The RAC goes on to say that 95% of pedestrian casualties and 92% of cyclist casualties are killed or injured on urban roads. Well, excuse me for pointing out the blatantly obvious: that’s because the majority of pedestrians and cyclists use these roads. You don’t see that many people walking out in the middle of nowhere. OK, perhaps the RAC is using statistics without explaining probabilities and ‘stuff’.

Anyway, Elizabeth Dainton, R&D Manager for the RAC Foundation is speaking at a conference today (10th) at Aston University on speed management. She’s going to explain that much more research is needed before 20mph zones are comprehensively rolled out across the country, and that they shouldn’t be implemented at all in areas where the public is opposed, business needs fast transport routes, etc.
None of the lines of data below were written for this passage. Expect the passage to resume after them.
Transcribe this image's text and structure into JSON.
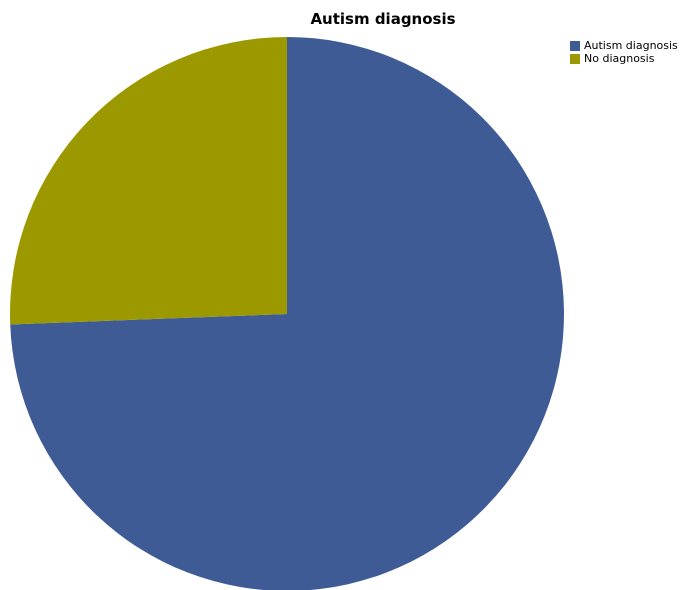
{
  "chart_data": {
    "type": "pie",
    "title": "Autism diagnosis",
    "start_angle_deg": 0,
    "direction": "clockwise",
    "legend_position": "top-right",
    "slices": [
      {
        "label": "Autism diagnosis",
        "value": 74.4,
        "color": "#3f5b96"
      },
      {
        "label": "No diagnosis",
        "value": 25.6,
        "color": "#9c9900"
      }
    ]
  }
}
Ms Dainton will present the aims, objectives and history behind 20mph zones, whilst drawing on one of the most extensive studies on their effectiveness, which found that average speeds fell by 9mph and annual accidents by 60% in select 20mph zones. Although casualty reductions for current 20mph zones are impressive, Ms Dainton will explain that there are limits to their overall use.

These limits are:
* Enforcement: Traffic calming measures are needed if existing speeds are high. These are unpopular and expensive. Physical enforcement is the only option available due to low levels of traffic police and a lack of camera enforcing technology.
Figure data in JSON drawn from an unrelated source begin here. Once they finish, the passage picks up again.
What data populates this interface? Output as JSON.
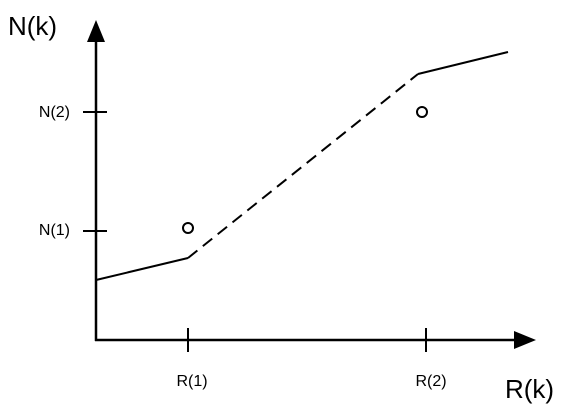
{
  "diagram": {
    "y_axis_label": "N(k)",
    "x_axis_label": "R(k)",
    "y_ticks": [
      "N(1)",
      "N(2)"
    ],
    "x_ticks": [
      "R(1)",
      "R(2)"
    ]
  }
}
* Public acceptability: Three quarters of the public support 20mph zones in residential areas, but no research is available to assess whether a more comprehensive network of zones would be welcomed. Physical traffic calming measures are disliked by 57% of the public. Camera enforcement is also a bone of contention for many, which is likely to make the eventual introduction of average speed cameras to enforce 20mph zones difficult.

* Roads for movement are needed: 20mph zones may reduce casualties in certain circumstances, but the economic vitality of an area also needs to be considered. It is essential that local areas have ‘roads for movement’. A whole network of 20mph zones is not viable or desirable.

But the main problem I see in 20mph zones are that now people will feel even more safe to just amble into the road without looking. But, at least if they get hit there’s less chance of dying. I’ve said it before: people crave some level of danger in their lives. If you keep removing danger from everyday life more and more people will take up bungy jumping.